The grey mouse follows the cat's orders and convinces his compatriots to appease. The brown mice indeed become slaves to the cat, fulfilling his every desire. Finally, he openly states that he wants to eat "a nice, fat, tender mouse". The brown mice flee; the grey mouse runs to join them when the cat turns his appetite toward him. The newly formed brown mouse united alliance prepares for war, constructing a 'secret weapon' to even the upcoming battle: a mechanical bulldog. The ensuing chase forces the cat from the house after being shaved nearly bald. As the brown mice celebrate the victory, the grey mouse tries to claim partial credit (quoting Red Skelton's line "I Dood it"); in response, he is immediately pied.

==References to World War II==

Blue Ribbon edition of the short.

The cat is treated as the enemy and symbolizes the Axis powers. After the cat whispers his plan inside the dim-witted mouse's ear, the cat's face briefly mimics that of a stereotypically caricatured Japanese, while Japanese-sounding music is briefly heard. When the mouse agrees to fulfill the plan, he gives the cat a Nazi salute. The grey mouse represents the policy of appeasement, and the overall theme of the short is that the policy does not work against the Axis and will lead to ruin. When the cat's fur is shaved off, the first four notes of Ludwig van Beethoven's "Fifth Symphony" are played; these notes were used by the Allied Forces as a symbol for "V" (for "victory") in Morse code; also, when shaved four tufts of hair are left on the cat's back - three short and one long tuft - equivalent to the Morse Code dit-dit-dit-dah - which is the letter "V".

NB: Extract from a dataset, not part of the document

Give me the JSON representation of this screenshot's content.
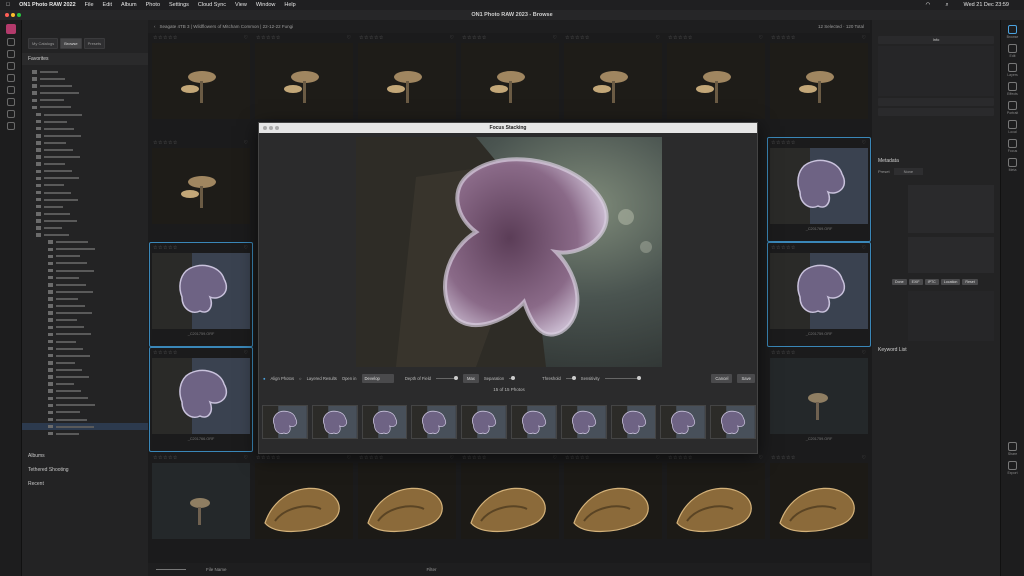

Near the end of the cartoon, the brown mice sing, "We did it before and We can do it again", a patriotic chant that was often used in American films during World War II. The song was co-written in 1941 by Tin Pan Alley songwriter Charles Tobias (who also co-wrote the Merrie Melodies theme some years earlier) as a response to the sneak attack on Pearl Harbor. During the song, a mouse version of the "Buy War Bonds and Stamps" poster can be seen.

==Home media==
The Fifth-Column Mouse was released on Bugs & Daffy: The Wartime Cartoons (1989), and later on the Looney Tunes Golden Collection: Volume 6 DVD set. The cartoon is now in the public domain.